ADL ISSUE BRIEF: "Religious Freedom" Amendment (H.J.Res. 78)
The proposed constitutional amendment, sponsored by Rep. Ernest Istook (R-OK), poses
the most significant church-state separation threat of the 105th Congress. The measure
creates greater confusion about the proper boundary lines between church and state. The
amendment, currently cosponsored by 153 House Members, was approved by the House Judiciary
Committee on March 4, and consideration by the full House is expected any day.
Text of the proposed amendment: To secure the people's right to acknowledge
God according to the dictates of conscience: Neither the United States nor any State shall
establish any official religion; but the people's right to pray and to recognize their
religious beliefs, heritage or traditions on public property, including schools, shall not
be infringed. Neither the United States nor any State shall require any person to join in
prayer or other religious activity, prescribe school prayers, discriminate against
religion, or deny equal access to a benefit on account of religion.
The phrase in the amendment "the people's right to pray ... on public
property, including schools, shall not be infringed" would expand the
opportunity for organized prayer in public schools (including teacher participation)

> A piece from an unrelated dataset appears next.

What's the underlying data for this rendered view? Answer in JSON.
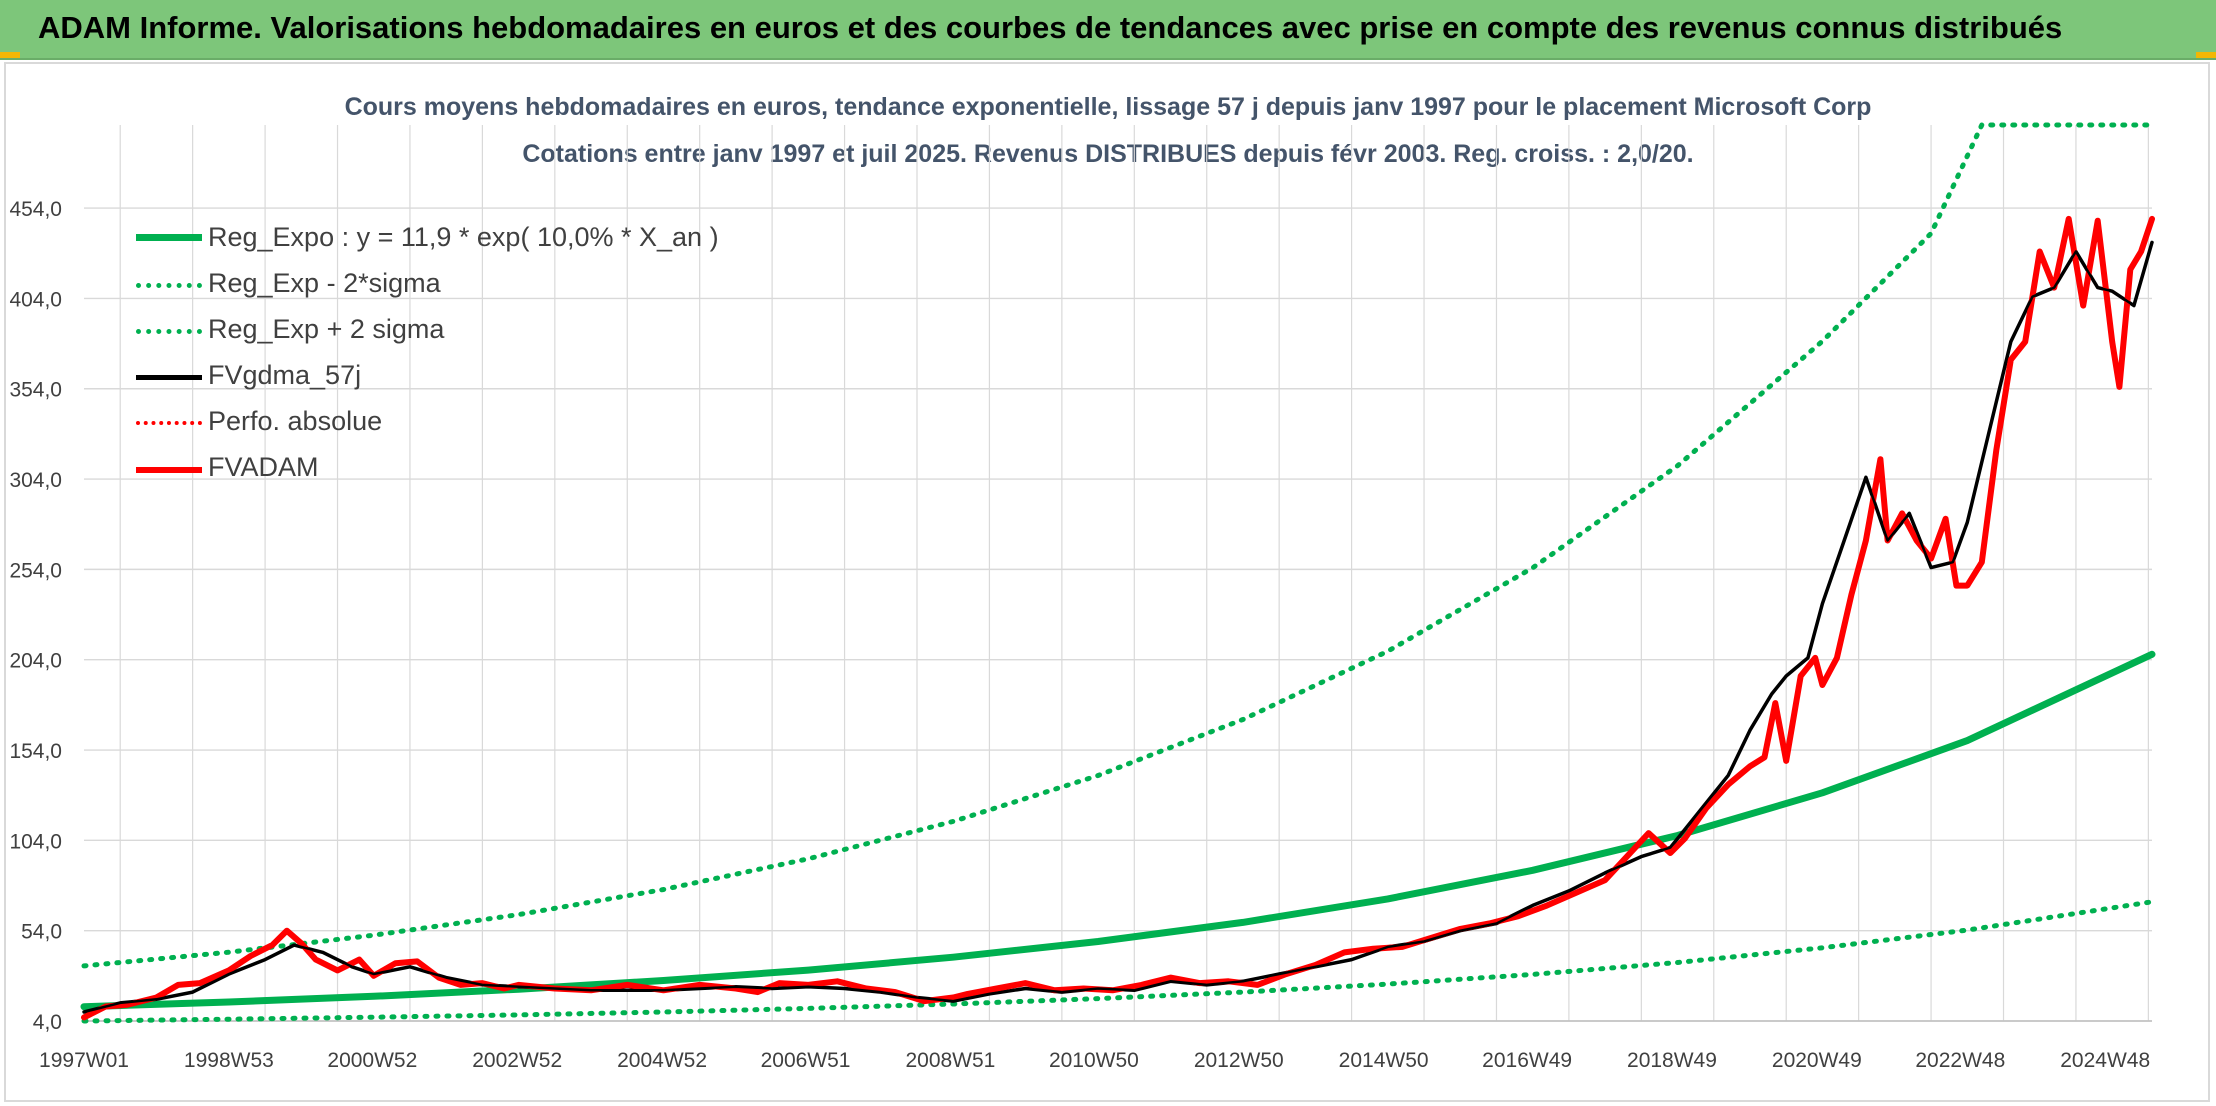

throughout the school day and at school functions, like assemblies and graduation.
The phrase in the amendment "the people's right ... to recognize their
religious beliefs, heritage or traditions ..." would permit a judge to lead
his/her courtroom in prayer, provide authority for Nativity scenes in every City Hall, and
even allow a state, in recognition of its "heritage," to declare itself "a
The phrase in the amendment "Neither the United States nor any State shall
... discriminate against religion, or deny equal access to a benefit on account of
religion" would seem to require the government to equally fund secular
and religious activities as well as public and parochial schools.

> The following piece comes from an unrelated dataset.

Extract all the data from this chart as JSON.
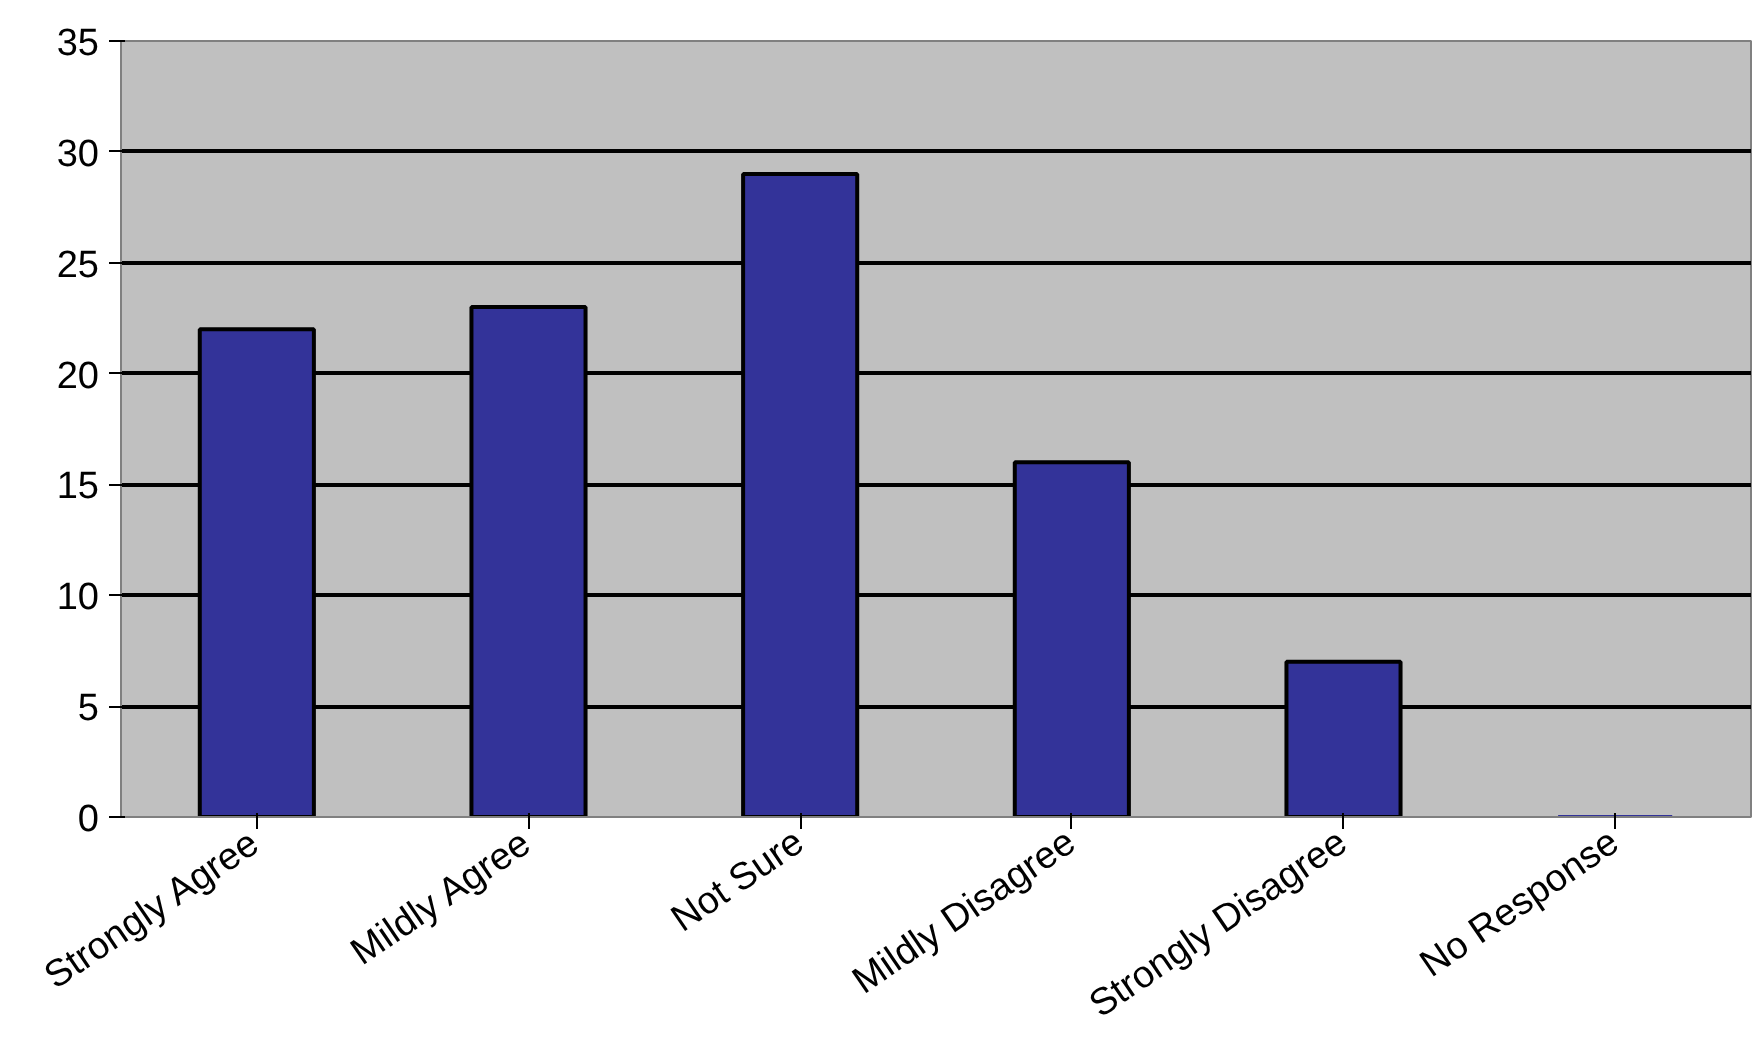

We already have a "Religious Freedom" Amendment. The First Amendment is
our "religious freedom" amendment -- and it has served the nation well for over
200 years. Despite the fact that the Istook amendment is couched in
neutral-sounding language and promoted as providing "equal access" for religion,
passage of the amendment would dramatically alter the existing church state balance.

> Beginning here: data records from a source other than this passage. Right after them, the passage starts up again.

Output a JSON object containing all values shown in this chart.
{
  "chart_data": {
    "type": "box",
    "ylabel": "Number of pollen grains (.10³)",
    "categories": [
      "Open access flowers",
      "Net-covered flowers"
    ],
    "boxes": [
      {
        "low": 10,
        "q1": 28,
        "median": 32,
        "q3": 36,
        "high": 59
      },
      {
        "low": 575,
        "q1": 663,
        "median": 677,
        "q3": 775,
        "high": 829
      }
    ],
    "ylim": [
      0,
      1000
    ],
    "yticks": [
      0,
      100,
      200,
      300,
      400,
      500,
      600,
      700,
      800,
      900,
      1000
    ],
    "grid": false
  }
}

The proposed amendment is unnecessary. Support for the amendment is based on the
false premise that current law does not protect religious expression. Yet, recent Supreme
Court decisions have expanded access to public funding and facilities for religious
activities. In addition, last year, the Secretary of Education sent guidance on a wide
array of currently-permissible areas of religious expression in public schools to over
15,000 school districts across the country. This document was adapted from work completed
by an interdenominational coalition of over thirty religious and civil rights groups. On
occasion, teachers and school administrators do act to inappropriately restrict religious
expression in school, but these periodic mistakes should not give rise to an unprecedented
amendment to the Bill of Rights.
The proposed amendment is confusing. Despite several Committee hearings on the
measure, it is entirely unclear whether the proposed amendment would replace or merely
complement the First Amendment -- and this means years of uncertainty as courts determine
what the new amendment means.
The proposed amendment is divisive. This proposed amendment would authorize a wide
variety of state-sponsored religious practices, including prayer in public school
classrooms and religious displays at the heart of government. It would also appear to
require the government to fund religious and secular activities equally -- setting the
stage for inevitable conflicts over limited resources. Religious practice and belief is
too important to permit government intrusion and regulation.
There are better ways for Members to demonstrate they care about religious freedom. ADL
has urged Members to support the Workplace Religious Freedom Act (WRFA), would
address two restrictive Supreme Court decisions and expand the rights of employees to be
free from religious discrimination on the job. In addition, passage of federal legislation
to prevent unwarranted governmental restrictions on an individuals religious
observance remains a top priority in the aftermath of the bitterly disappointing Supreme
Court action last July to strike down the Religious Freedom Restoration Act (RFRA).